Why can´t just the f5 do a timestamp that just the f5 understand so the client doesn´t know to understand, as you say, a opaque value.
Again... You could. But that's not the way it works out of the box... If you want candy, you have to make it yourself (Or hire someone to doit for you).
We have an internal "timestamp" for the application so the user will be logged out after 15 min if the are inactive.
OK. So set a session cookie with a 910 second timeout...
In the apps we use a timestamp that is just opaque (timer starts from zero and counting up to 900) so it´s independant from time.
But this doesn´t help if i want the gracefully service for a node, so no new "users" go to that node and the current users will decrease becaue i have session expire in the F5 (yeah, i´m repeating again =) ).
yes it does... Set the poolmember to 'Disabled' Then only persistent or active connections are allowed. Eventually they'll time out and you'll have no session left (How long is up to your users I'm afraid, but there's always 'Forced Offline' as well).
Can you evolve this: "The value in the table for the key is the session info"
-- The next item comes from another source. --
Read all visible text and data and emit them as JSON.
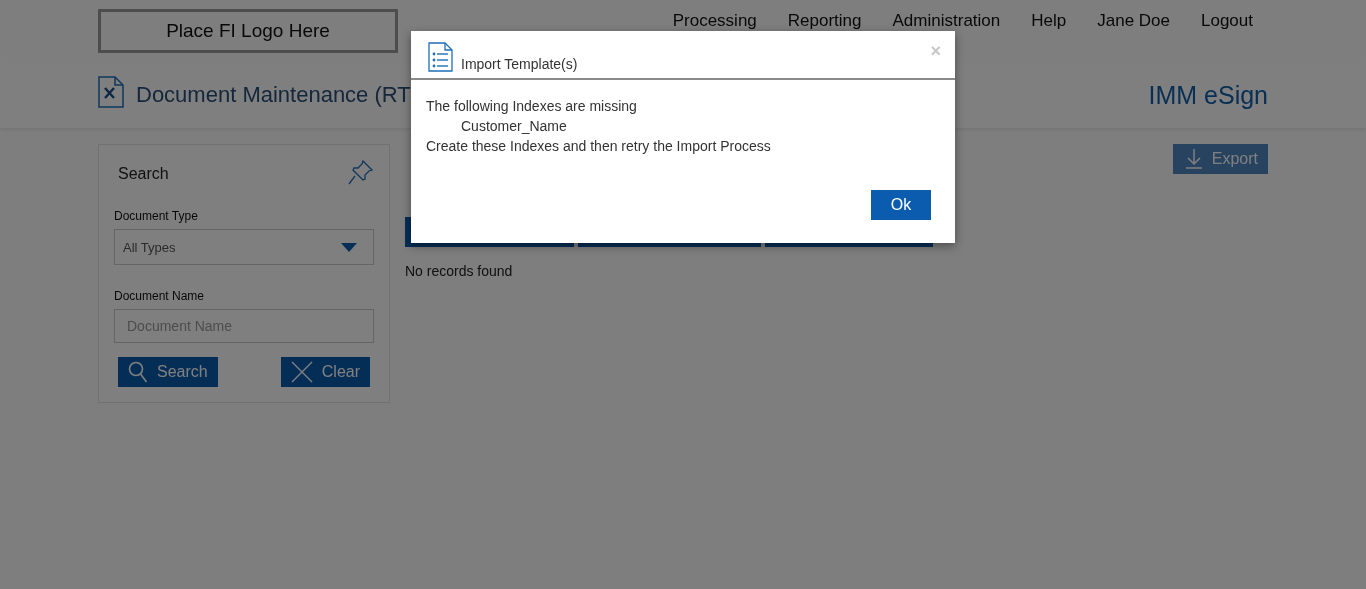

Yep. The cookie is a key (Encrypted or not). An opaque entity that when looked up in a hash table will give you the session information. Doesn't matter if the browser presents the cookie 30 minutes later. If the session table doesn't have the entry, it's expired. But if you set the cookie expiry to 901 (Or just over 900 seconds), then it'll expire in the browser about the same time as the session expires anyway. And won't be presented. And the number of people being distributed to that node WILL decrease.